L'un des slogans affiché lors de l'occupation de l'amphithéâtre principal de l'université de Vienne [depuis mi-octobre] - "l'éducation gratuite pour tous" - résume bien les revendications des étudiants. Car si l'éducation est une nécessité pour tous, il faut quelqu'un pour la payer. Une autre chose est donc nécessaire, qui fait frémir les partisans d'un modèle élitiste: une approche économique du débat.

Les barrières économiques de l'accès au savoir

Aussi mal vue soit-elle, l'approche économique ne désigne pas seulement la diffusion du concept de rationalisation. Il s'agit également de répartir le mieux possible des ressources limitées, de mettre en place un système d'incitation adapté et de tenir autant compte des intérêts individuels des étudiants que du besoin de justice sociale.

L’Autriche dépense plus pour l'éducation supérieure que la moyenne des pays de l'OCDE et la plupart des pays européens. Ce qui manque, ce sont les sources de financement privées, qui ont disparu en Autriche avec la suppression des frais d'inscription [en 2008. Ils avaient été introduits en 2000]. On pensait ainsi mettre un terme aux dernières injustices sociales. Mais voilà, le nombre d'étudiants a considérablement augmenté [entre 2000 et 2008] malgré les frais d'inscription.

Il y a toutefois une chose que la suppression des frais d'inscription universitaires n'a pas changé: en Autriche plus que partout ailleurs, la réussite scolaire des étudiants dépend de leur milieu économique et social. Ces barrières sociales pourraient toutefois être compensées par un système public de prêt pour les étudiants.

Des bienfaits du prêt étudiant

Il est surprenant de voir que ce dispositif adopté par de nombreux pays n'a jamais été discuté en Autriche. Un système de prêt présente en effet tous les avantages que réclament aujourd'hui les étudiants: il rend leurs souhaits de formation indépendant du niveau de revenus de leurs parents, il leur permet de se concentrer sur leurs études sans avoir à prendre de petit boulot mal payé pour vivre et il permet de répartir les coûts sur une plus grande période de temps.
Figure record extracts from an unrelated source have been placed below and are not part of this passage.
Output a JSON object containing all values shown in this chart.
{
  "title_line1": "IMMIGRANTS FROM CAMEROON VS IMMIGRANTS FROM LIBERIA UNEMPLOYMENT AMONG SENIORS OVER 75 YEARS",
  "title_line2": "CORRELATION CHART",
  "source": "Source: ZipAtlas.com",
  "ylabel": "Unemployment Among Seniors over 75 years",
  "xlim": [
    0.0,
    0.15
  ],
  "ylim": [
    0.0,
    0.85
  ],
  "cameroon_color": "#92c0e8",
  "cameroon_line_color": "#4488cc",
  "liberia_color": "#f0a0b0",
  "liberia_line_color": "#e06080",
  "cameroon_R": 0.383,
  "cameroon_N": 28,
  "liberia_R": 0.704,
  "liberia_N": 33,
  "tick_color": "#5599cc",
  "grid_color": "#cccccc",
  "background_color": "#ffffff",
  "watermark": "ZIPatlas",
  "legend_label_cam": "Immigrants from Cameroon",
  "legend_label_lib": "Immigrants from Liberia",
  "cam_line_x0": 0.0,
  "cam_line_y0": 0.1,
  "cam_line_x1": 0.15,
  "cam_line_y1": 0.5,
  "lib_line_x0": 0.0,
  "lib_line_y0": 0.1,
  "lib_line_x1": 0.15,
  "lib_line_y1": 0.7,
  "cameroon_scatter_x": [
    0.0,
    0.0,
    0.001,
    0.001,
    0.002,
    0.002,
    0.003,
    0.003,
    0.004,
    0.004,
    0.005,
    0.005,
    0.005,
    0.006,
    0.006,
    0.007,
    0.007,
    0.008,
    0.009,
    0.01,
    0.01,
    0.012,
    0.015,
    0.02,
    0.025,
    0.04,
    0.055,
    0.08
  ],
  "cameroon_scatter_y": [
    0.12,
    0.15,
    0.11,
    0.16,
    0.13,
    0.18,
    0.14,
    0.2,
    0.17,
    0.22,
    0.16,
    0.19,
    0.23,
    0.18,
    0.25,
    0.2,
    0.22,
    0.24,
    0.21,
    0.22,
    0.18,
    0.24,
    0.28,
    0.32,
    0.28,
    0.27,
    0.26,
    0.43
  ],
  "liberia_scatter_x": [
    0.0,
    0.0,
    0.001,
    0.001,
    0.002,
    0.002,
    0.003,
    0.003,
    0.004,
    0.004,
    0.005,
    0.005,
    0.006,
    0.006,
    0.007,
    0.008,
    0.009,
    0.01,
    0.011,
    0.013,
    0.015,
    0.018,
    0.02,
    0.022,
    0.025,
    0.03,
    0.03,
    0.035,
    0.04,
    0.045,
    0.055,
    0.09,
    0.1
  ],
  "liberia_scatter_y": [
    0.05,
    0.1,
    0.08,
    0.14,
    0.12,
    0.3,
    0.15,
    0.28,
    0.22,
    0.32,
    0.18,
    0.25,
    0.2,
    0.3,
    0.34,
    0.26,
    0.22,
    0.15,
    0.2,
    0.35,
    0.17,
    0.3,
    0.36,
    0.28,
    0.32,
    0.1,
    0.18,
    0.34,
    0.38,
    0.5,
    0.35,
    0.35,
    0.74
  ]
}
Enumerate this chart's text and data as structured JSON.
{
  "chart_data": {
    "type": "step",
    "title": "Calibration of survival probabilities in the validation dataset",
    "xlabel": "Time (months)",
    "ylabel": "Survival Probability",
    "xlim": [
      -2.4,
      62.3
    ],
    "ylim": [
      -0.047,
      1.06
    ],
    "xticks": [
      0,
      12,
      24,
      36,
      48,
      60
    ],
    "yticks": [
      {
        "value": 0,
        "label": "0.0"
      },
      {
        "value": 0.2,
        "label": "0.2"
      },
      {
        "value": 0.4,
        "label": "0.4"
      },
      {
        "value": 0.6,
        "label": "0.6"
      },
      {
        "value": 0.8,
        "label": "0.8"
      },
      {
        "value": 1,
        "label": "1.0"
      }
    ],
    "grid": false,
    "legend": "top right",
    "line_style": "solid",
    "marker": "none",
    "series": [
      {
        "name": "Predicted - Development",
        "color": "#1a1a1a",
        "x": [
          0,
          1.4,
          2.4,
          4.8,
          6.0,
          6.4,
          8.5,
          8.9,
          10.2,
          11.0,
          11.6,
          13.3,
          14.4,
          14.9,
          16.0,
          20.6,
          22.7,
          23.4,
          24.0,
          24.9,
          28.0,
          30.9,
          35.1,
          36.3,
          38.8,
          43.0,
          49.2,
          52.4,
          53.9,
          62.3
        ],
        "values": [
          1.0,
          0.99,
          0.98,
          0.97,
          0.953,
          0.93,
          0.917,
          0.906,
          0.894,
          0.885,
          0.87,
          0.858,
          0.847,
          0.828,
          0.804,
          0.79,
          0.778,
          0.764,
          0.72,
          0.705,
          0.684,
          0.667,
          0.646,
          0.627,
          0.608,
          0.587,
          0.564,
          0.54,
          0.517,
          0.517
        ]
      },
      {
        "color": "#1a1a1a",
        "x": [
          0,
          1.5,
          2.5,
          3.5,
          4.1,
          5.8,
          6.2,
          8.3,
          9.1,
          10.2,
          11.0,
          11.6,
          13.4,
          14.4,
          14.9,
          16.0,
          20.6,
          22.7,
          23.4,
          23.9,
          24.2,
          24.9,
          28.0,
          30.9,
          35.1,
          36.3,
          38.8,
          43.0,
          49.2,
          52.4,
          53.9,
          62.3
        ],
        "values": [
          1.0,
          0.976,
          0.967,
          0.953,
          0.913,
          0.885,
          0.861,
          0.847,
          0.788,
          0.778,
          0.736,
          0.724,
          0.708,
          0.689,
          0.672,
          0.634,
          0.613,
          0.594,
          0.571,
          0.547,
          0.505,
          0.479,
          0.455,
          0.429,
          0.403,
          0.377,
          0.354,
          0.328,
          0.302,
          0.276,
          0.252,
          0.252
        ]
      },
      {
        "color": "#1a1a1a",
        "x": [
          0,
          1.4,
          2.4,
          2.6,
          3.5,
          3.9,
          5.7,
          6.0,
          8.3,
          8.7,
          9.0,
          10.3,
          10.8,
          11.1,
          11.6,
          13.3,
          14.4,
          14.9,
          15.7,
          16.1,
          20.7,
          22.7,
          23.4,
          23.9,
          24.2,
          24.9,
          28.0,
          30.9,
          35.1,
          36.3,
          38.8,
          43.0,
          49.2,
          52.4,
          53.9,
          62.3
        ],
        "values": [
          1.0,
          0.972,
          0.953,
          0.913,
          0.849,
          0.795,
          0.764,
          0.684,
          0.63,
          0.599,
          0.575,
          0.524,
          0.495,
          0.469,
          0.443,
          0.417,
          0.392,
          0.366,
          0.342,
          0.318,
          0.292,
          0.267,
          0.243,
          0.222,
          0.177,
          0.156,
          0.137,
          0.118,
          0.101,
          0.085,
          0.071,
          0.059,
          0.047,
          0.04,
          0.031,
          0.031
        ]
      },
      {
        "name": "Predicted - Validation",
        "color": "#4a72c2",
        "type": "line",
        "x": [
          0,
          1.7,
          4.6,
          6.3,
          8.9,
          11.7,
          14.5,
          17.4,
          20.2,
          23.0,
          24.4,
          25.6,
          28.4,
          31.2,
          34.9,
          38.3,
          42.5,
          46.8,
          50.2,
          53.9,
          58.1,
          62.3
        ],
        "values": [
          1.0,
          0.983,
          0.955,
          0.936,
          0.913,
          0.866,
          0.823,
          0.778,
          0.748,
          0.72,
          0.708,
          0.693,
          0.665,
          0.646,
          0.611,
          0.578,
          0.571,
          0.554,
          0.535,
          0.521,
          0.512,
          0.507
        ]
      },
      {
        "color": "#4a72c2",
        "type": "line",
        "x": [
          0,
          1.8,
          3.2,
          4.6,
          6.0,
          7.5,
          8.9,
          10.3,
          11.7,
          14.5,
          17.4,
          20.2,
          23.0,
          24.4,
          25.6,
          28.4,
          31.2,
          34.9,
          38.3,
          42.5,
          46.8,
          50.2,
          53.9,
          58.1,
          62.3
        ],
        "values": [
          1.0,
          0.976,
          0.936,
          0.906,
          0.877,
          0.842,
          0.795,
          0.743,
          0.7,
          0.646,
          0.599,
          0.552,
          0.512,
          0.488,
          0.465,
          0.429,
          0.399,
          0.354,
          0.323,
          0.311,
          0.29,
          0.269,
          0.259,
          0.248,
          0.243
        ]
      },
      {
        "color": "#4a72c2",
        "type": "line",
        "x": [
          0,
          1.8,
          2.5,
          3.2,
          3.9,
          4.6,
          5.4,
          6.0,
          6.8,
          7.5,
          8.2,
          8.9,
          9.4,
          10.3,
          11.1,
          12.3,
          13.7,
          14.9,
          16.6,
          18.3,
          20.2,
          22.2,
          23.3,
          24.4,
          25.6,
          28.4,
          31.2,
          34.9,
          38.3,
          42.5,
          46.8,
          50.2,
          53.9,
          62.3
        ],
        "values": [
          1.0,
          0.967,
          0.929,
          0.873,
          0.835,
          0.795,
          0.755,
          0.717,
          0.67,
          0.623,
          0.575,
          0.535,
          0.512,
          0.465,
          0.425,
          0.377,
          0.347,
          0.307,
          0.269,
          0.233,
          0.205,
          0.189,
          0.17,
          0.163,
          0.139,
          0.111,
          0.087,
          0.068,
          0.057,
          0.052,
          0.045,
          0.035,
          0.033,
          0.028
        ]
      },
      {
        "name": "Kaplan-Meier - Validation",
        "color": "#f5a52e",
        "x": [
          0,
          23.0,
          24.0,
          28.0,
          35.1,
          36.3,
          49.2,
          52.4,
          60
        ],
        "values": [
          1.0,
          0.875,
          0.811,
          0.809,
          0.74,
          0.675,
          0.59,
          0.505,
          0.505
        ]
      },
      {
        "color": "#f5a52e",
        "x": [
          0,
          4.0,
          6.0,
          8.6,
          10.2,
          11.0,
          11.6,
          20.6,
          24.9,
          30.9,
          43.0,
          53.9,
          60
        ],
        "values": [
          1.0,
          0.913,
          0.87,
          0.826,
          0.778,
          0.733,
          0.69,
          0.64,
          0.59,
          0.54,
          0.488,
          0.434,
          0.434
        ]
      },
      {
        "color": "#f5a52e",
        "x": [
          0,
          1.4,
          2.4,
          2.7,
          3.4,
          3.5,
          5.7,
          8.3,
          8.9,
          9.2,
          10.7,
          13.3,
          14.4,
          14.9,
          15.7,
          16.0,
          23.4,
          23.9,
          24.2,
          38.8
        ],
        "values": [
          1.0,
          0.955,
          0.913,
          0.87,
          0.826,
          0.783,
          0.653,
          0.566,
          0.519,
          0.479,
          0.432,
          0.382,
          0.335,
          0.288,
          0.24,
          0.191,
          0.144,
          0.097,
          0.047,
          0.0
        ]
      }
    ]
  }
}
Il est urgent de démystifier l'université en Autriche, de clarifier le système d'incitation et de trouver un programme de financement équilibré. Même les plus ardents défenseurs de Humboldt devraient comprendre que cette rationalisation de l'université n'est pas l'expression "d'esprits fermés" mais la fondation d'un système éducatif moderne et adapté à son époque.